Life on Site at Abydos

Relationships

The Institute benefits greatly from an excellent and long-standing relationship with the Egyptian Supreme Council of Antiquities, headed by Vice Minister of Culture Dr. Zahi Hawass, and from cordial relations with the local communities at Abydos. Its work is also greatly facilitated by the American Research Center in Egypt, headquartered in Cairo, which serves as the umbrella organization for most U.S.-sponsored archaeological projects in Egypt.

The Abydos House

The Institute’s field teams live and work at a field facility at Abydos, a house originally built in the late 1960s when Professor David O’Connor began working at the site. Its design includes rooms arranged around a series of spacious courtyards and many bedrooms built in a traditional Upper Egyptian domed form. The present Abydos field house has historical associations, as it was constructed on the site of a field house built in 1907 for John Garstang of the University of Liverpool and later used for many years by the Egypt Exploration Society.

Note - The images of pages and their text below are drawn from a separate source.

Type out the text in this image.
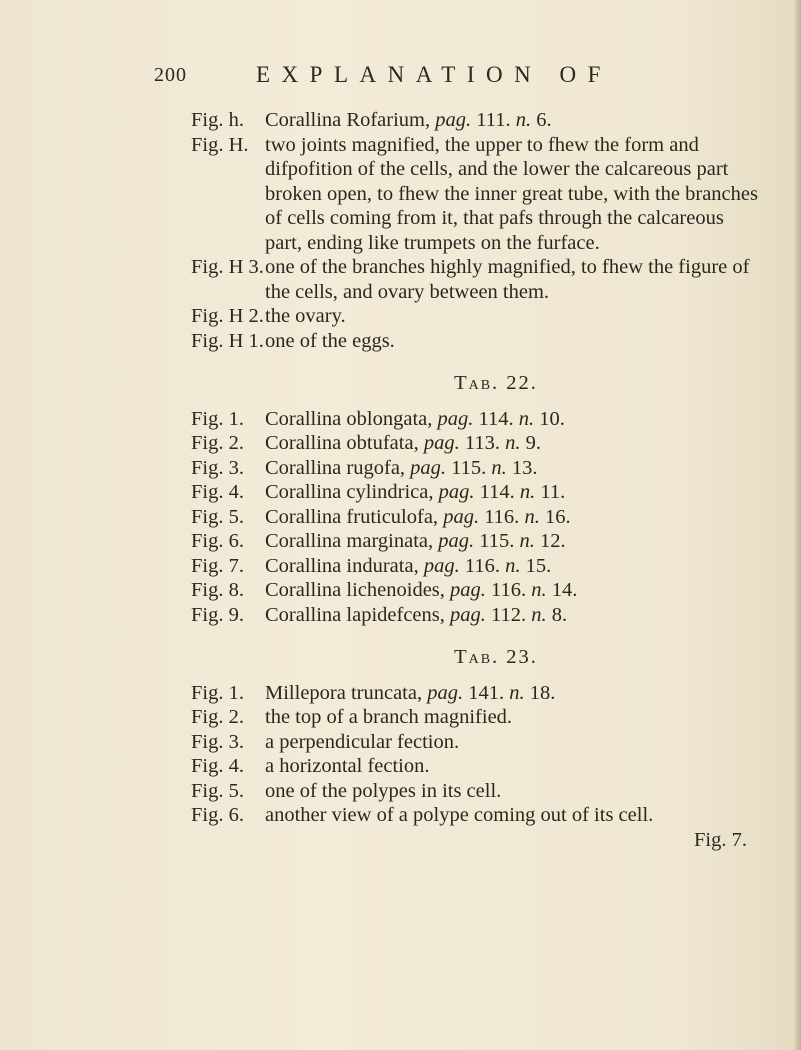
200	EXPLANATION OF
Fig. h. Corallina Rofarium, pag. 111. n. 6.
Fig. H. two joints magnified, the upper to fhew the form and difpofition of the cells, and the lower the calcareous part broken open, to fhew the inner great tube, with the branches of cells coming from it, that pafs through the calcareous part, ending like trumpets on the furface.
Fig. H 3. one of the branches highly magnified, to fhew the figure of the cells, and ovary between them.
Fig. H 2. the ovary.
Fig. H 1. one of the eggs.
Tab. 22.
Fig. 1. Corallina oblongata, pag. 114. n. 10.
Fig. 2. Corallina obtufata, pag. 113. n. 9.
Fig. 3. Corallina rugofa, pag. 115. n. 13.
Fig. 4. Corallina cylindrica, pag. 114. n. 11.
Fig. 5. Corallina fruticulofa, pag. 116. n. 16.
Fig. 6. Corallina marginata, pag. 115. n. 12.
Fig. 7. Corallina indurata, pag. 116. n. 15.
Fig. 8. Corallina lichenoides, pag. 116. n. 14.
Fig. 9. Corallina lapidefcens, pag. 112. n. 8.
Tab. 23.
Fig. 1. Millepora truncata, pag. 141. n. 18.
Fig. 2. the top of a branch magnified.
Fig. 3. a perpendicular fection.
Fig. 4. a horizontal fection.
Fig. 5. one of the polypes in its cell.
Fig. 6. another view of a polype coming out of its cell.
Fig. 7.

In a ruined condition by the 1960s, the Garstang house was demolished and the new house built in the same location. In the 1990s, with the advent of computers and digital surveying equipment in archaeology, the house was partly electrified. The 1960s house was greatly expanded and improved in 2001, in response to expanded and more regular Institute field operations, with the construction of new bedrooms, storage facilities, and workrooms, as well as the installation of flush toilets and hot water showers. The Abydos house continues to evolve to meet the needs of modern archaeological fieldwork, most recently with the addition of wireless high- speed internet throughout the compound and the construction of additional storage and lab space to accommodate the growing research collection.

Operations Staff

The Institute’s Abydos operations are greatly facilitated by a dedicated Egyptian staff, headed by Mr. Ahmed Ragab Ahmed. a skilled manager who has proven his facility for finding creative and effective solutions to virtually any need. The excavation workforce is managed by Reis, or Foreman, Ibrahim Mohammed Ali. Reis Ibrahim is the scion of a line of specialized archaeological workers coming from the Upper Egyptian town of Quft and called “Quftis” that was originally organized and trained by the father of Egyptian archaeology, W. M. F. Petrie. Reis Ibrahim succeeded his father, Mohammed Ali Abdelrahim Mahfouz, as reis at Abydos, who had himself followed an uncle in the same family, Reis Hofni Ibrahim Salama.